Epithelial tissues form barriers and perform absorption/secretion, with variations (simple squamous, stratified, cuboidal, columnar) matched to function. Connective tissues (loose, dense, cartilage, bone, blood) provide support and bind other tissues. Tissue type determines organ function.
You already know that cells are the functional units of the body and that they attach to each other through junctions — tight junctions sealing neighbors together, desmosomes anchoring cells against mechanical stress, and gap junctions allowing chemical communication. Tissues are what emerge when cells with similar structure and function organize into coordinated sheets or masses. Epithelial tissue and connective tissue are the two most architecturally distinct categories, and their differences follow directly from the difference between surfaces that need to be covered and spaces that need to be filled.
Epithelial tissue is organized in sheets that cover body surfaces and line cavities. Because it forms barriers, its cells pack tightly together with very little space between them — the cell junctions you know are what make this tight packing functional. The naming system tells you the architecture: the number of layers (simple = one layer, stratified = multiple layers) and the shape of the surface cells (squamous = flat, cuboidal = cube-like, columnar = tall). These variations map cleanly to function. Simple squamous epithelium — a single layer of flat cells — is the thinnest possible barrier, ideal where rapid diffusion is the priority (alveoli in the lung, capillary walls). Simple columnar epithelium — tall cells in a single layer — provides a larger apical surface for absorption and is the lining of the small intestine, often packed with microvilli. Stratified squamous epithelium — multiple layers — sacrifices diffusion efficiency for mechanical protection; it lines the skin, mouth, and esophagus where abrasion is constant. The pattern is clear: more layers = more protection; fewer, thinner cells = more exchange.
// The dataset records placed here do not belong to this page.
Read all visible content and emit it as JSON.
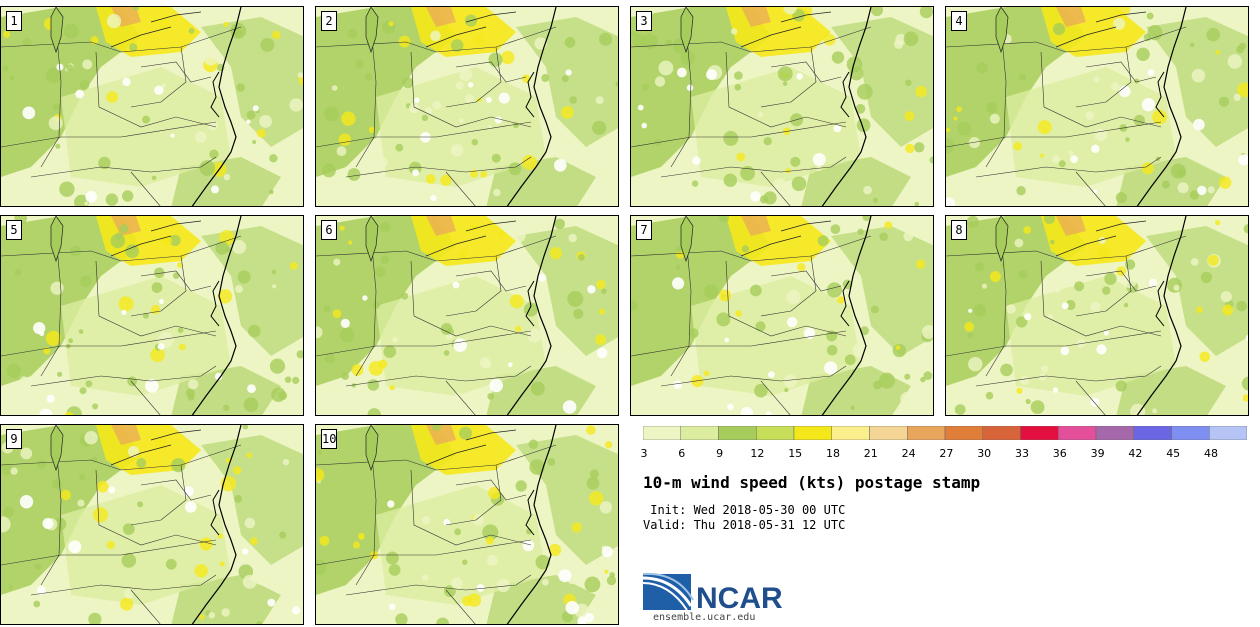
{
  "product": {
    "title": "10-m wind speed (kts) postage stamp",
    "init_line": " Init: Wed 2018-05-30 00 UTC",
    "valid_line": "Valid: Thu 2018-05-31 12 UTC"
  },
  "members": [
    "1",
    "2",
    "3",
    "4",
    "5",
    "6",
    "7",
    "8",
    "9",
    "10"
  ],
  "colorbar": {
    "tick_labels": [
      "3",
      "6",
      "9",
      "12",
      "15",
      "18",
      "21",
      "24",
      "27",
      "30",
      "33",
      "36",
      "39",
      "42",
      "45",
      "48"
    ],
    "colors": [
      "#eef5c4",
      "#dceda0",
      "#a6cd5b",
      "#c6de58",
      "#f5e81a",
      "#fbee8c",
      "#f5d596",
      "#e8a55c",
      "#e07d38",
      "#d8643a",
      "#e3103f",
      "#e34f9b",
      "#a569ab",
      "#6b66e3",
      "#7f8ef1",
      "#b5c4f5"
    ]
  },
  "branding": {
    "logo_text": "NCAR",
    "site": "ensemble.ucar.edu"
  }
}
Connective tissue is organized around a completely different principle: cells embedded in an extensive extracellular matrix (ECM) they secrete. This reverses the epithelial design — here the space *between* cells is the functionally important material. The ECM has two components: ground substance (a gel-like material of proteoglycans and glycoproteins) and protein fibers (mainly collagen, elastin, and reticular fibers). Varying the ratio and organization of these components produces the full range of connective tissue types. Loose connective tissue has abundant ground substance and few fibers — it fills spaces, supports blood vessels, and provides cushioning (it is the tissue you see under the skin). Dense regular connective tissue is dominated by parallel collagen fibers — tendons and ligaments, built to resist tension in one direction. Dense irregular connective tissue has collagen fibers running in multiple directions — the dermis of the skin, resisting forces from all angles. Cartilage reduces collagen and adds specialized proteoglycans that bind water, creating a resilient, load-bearing structure without blood vessels. Bone mineralizes the collagen matrix with hydroxyapatite, creating rigid support. Blood is a connective tissue where the ECM is entirely liquid (plasma).
The conceptual throughline is function-structure matching. Wherever you see a surface that separates body from environment or one compartment from another, expect epithelium. Wherever you see structural support, cushioning, or a binding framework between other tissues, expect connective tissue. This principle — that tissue type is a read-out of functional demands — is the foundation for understanding every organ system, since each organ combines these tissue types in a characteristic architecture.